Libere Fenomenologie del 2023-09-23 ... io sono
Io sono quel migrante, giovane uomo del Centro Africa, che si è messo in cammino per sfuggire agli orrori e ha camminato per due anni, ha attraversato deserti e città, è stato catturato da altri uomini armati, ha visto carceri e lager studiati per accorciare la vita o forse per misurarne la qualità genetica della fatica e della resistenza, ha deciso di prendere il mare senza neanche conoscerlo, di mettersi in contatto con il verso minaccioso della natura, quasi per sfidarla, nell’estremo tentativo di vedere se c’è un destino diverso da quello segnato dalla sua pelle e dalla sua miseria. Io sono quel migrante che stava per morire, poi qualcuno ha salvato, ha portato su un’isola italiana, dove si cela una nuova ipocrisia, dove è stato ammassato come in una qualsiasi porcilaia, selezionato, sezionato, tollerato, mai amato. Io sono quel migrante che prima o poi si ribellerà e probabilmente non avrà pietà, nonostante richieste di intercessioni divine, predicatori falsi e politicanti arroganti. Io volevo solo un po’ di comprensione e ricevo ogni giorno il dono di una nuova prigionia. Io sono quel migrante che lo sarà per tutta la vita.
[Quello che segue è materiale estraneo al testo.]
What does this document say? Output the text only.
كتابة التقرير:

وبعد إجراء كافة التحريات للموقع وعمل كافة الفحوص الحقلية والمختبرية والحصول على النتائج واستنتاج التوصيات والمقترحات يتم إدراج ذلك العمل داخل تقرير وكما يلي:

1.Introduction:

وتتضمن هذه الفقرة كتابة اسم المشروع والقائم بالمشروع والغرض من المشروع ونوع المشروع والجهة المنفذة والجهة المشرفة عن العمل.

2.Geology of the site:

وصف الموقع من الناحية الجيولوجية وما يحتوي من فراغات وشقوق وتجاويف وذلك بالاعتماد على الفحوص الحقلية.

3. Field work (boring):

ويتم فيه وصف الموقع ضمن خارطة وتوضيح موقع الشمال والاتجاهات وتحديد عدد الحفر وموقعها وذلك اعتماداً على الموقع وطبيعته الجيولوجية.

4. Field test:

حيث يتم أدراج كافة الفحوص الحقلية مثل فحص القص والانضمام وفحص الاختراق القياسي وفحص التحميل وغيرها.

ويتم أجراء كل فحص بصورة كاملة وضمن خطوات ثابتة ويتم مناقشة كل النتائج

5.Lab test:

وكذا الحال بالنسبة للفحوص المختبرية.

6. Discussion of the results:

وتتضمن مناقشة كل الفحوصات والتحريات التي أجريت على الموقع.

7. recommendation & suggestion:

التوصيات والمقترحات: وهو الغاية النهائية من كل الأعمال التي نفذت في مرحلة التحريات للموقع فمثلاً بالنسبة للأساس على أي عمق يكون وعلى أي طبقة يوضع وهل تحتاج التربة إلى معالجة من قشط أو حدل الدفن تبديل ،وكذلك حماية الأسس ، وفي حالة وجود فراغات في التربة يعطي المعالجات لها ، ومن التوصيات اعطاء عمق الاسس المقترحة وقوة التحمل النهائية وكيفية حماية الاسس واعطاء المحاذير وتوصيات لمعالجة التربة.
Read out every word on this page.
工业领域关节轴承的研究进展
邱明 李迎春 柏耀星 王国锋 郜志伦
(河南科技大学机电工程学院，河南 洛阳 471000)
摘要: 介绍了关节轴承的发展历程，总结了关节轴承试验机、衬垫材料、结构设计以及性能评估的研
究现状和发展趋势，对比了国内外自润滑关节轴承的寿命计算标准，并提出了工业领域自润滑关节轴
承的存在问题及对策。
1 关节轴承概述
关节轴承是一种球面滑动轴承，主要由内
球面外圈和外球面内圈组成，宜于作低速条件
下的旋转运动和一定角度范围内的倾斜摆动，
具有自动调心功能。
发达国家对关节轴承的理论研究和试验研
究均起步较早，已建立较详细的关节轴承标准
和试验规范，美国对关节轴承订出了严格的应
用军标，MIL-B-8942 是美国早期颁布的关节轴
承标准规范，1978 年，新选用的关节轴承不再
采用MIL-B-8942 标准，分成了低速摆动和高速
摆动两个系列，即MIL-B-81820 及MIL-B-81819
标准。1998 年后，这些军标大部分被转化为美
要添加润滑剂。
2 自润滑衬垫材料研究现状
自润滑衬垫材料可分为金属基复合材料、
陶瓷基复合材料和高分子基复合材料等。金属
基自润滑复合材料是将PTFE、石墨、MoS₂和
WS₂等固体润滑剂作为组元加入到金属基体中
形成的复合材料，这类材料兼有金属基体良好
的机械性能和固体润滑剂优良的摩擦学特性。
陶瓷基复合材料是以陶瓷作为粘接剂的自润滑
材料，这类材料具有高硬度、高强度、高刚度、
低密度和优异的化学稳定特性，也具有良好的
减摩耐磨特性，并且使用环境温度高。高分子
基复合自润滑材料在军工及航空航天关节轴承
Io sono quel soldato che sta combattendo sul fronte russo-ucraino e non ha capito ancora perché. Sono quel ragazzo alto e biondo che è stato chiamato alle armi per difendere un’idea di patria che non ha mai ben interpretato, però sta sparando all’impazzata
su case e scuole, sta uccidendo chiunque capiti a tiro, perché così hanno comandato, che sta vedendo morire donne e bambini senza poter chiedere aiuto, che sta al centro di una contesa regionale che poi, a giorni alterni, diventa scacchiera geo-politica di una sfida mondiale. Sono quel soldato che non ha acqua per lavarsi e certezze di cui ubriacarsi, solo un telefono a cui aggrapparsi. Se questa guerra finisce, io sono ancora qui, senza speranza.
Io sono quel nativo americano, figlio di un popolo che aveva una sua cultura e una sua essenza, travolta dai pistoleros europei, che vorrebbe ritrovare l’equilibrio con la natura, ma si rende conto che è ormai tardi e oltremodo contaminato dal nuovo mondo, rinchiuso in una riserva, osservato come un giovane bisonte dentro un recinto, oppure umiliato dentro un pub a bere whisky con le perline al collo. Io sono figlio di qualcuno che prima ha lottato, poi si è arreso e ora ha deciso di rialzare la testa.
Io sono quel nativo australiano che rivendica il diritto di esistere, dopo aver visto i suoi antenati già vivere in quell’enorme isola in mezzo all’oceano ben 65.000 anni fa, mentre gli inglesi sbarcarono per la prima volta solo nel 1788. Gli europei introdussero subito il concetto di proprietà privata che i suoi avi non conoscevano, perché vivevano col pensiero dominante del rispetto per la terra e il significato del Tempo del Sogno, che coincideva con i sogni degli uomini e la creazione della terra. Io sono figlio delle tribù che non considerano gli umani al di sopra o separati dagli altri animali o dalla terra, dove c’è uguaglianza tra tutti gli esseri viventi e la terra stessa. Io sono quel giovane che in questi mesi sta lottando per avere una voce in Parlamento, che ancora una volta sarà deciso, alla fine di questo 2023, con un referendum indetto dai conquistatori europei.
Io sono quel ragazzo iraniano che lotta per uscire dall’oscurantismo religioso, quel pasticcio nel quale ci siamo ficcati da soli, nel quale i nostri padri pensavano davvero in un preciso momento storico che lo Stato etico potesse far funzionare la complessità delle vicende umane. Sono quel ragazzo che contesta, va in prigione, mette in conto la morte per aspirare ad un anelito di libertà individuale, per non accantonare un sogno al giorno.
Io sono quel disoccupato che in ogni parte del mondo elemosina un lavoro, forse perché qualcuno ha detto che il lavoro nobilita l’uomo invece di dire che la fatica di molti può arricchire i pochi. Sono quel giovane che non sopporta più la retorica del buon uomo laborioso quando vede solo sfoggio di beni materiali, di super stipendi garantiti e di enormi diseguaglianze economiche, dentro alcuni compiacimenti collettivi.
Io sono quel ragazzo che ama l’arte, la musica, la storia, che vorrebbe fabbricare canzoni e poesie, non ama i reality, non fa il ruffiano, non si veste come un cretino e fa il cameriere in una grande città per provarci da solo.
Io sono quel ventunesimo secolo, nato nelle speranze di molti, mi posso declinare al maschile e al femminile, sono giovane e preoccupato, consapevole però di esistere e lottare, sperando di non essere solo.